Seminar abstract
Research on class elites tends to analyse how they hoard advantage and wield power in a range of ways, from dominating politics to excluding others from social and occupational communities.
But some wealthy people believe that they have more than they are morally entitled to and are committed to changing the unequal social arrangements that have benefitted them materially.
Such people challenge dominant ideas that individual characteristics, such as working hard legitimate wealth accumulation, and reframe their self-interest as lying in the common good.
This presentation draws on 90 in-depth interviews, primarily with wealthy people active in social justice philanthropy, social justice investing, tax policy and interpersonal organising, to look at their efforts to work against a common sense of accumulation to create a culture of redistribution.
Booking
This seminar is free to attend with no need to book in advance.
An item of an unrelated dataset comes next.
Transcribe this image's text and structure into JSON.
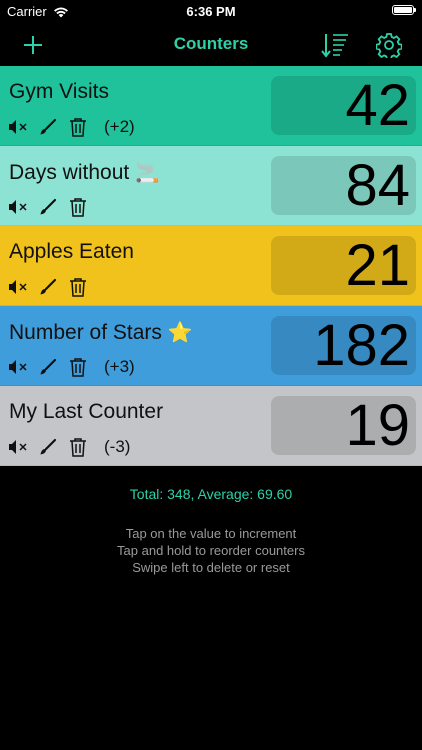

We warmly welcome you to share this with your friends, colleagues and classmates.
Zoom code: 980 2519 7582
Speaker bio
Rachel Sherman is Professor and Chair of Sociology at the New School for Social Research and Eugene Lang College.
She conducts research and teaches in the areas of;
- social class
- social inequalities
- work
- culture
- social movements
- qualitative methods.
She is the author of Class Acts: Service and Inequality in Luxury Hotels (California, 2007) and Uneasy Street: The Anxieties of Affluence (Princeton, 2017).
Professor Sherman was a 2018-2020 Andrew Carnegie Fellow.
Her current research is on wealthy progressives who are trying to challenge the systems that have produced their wealth.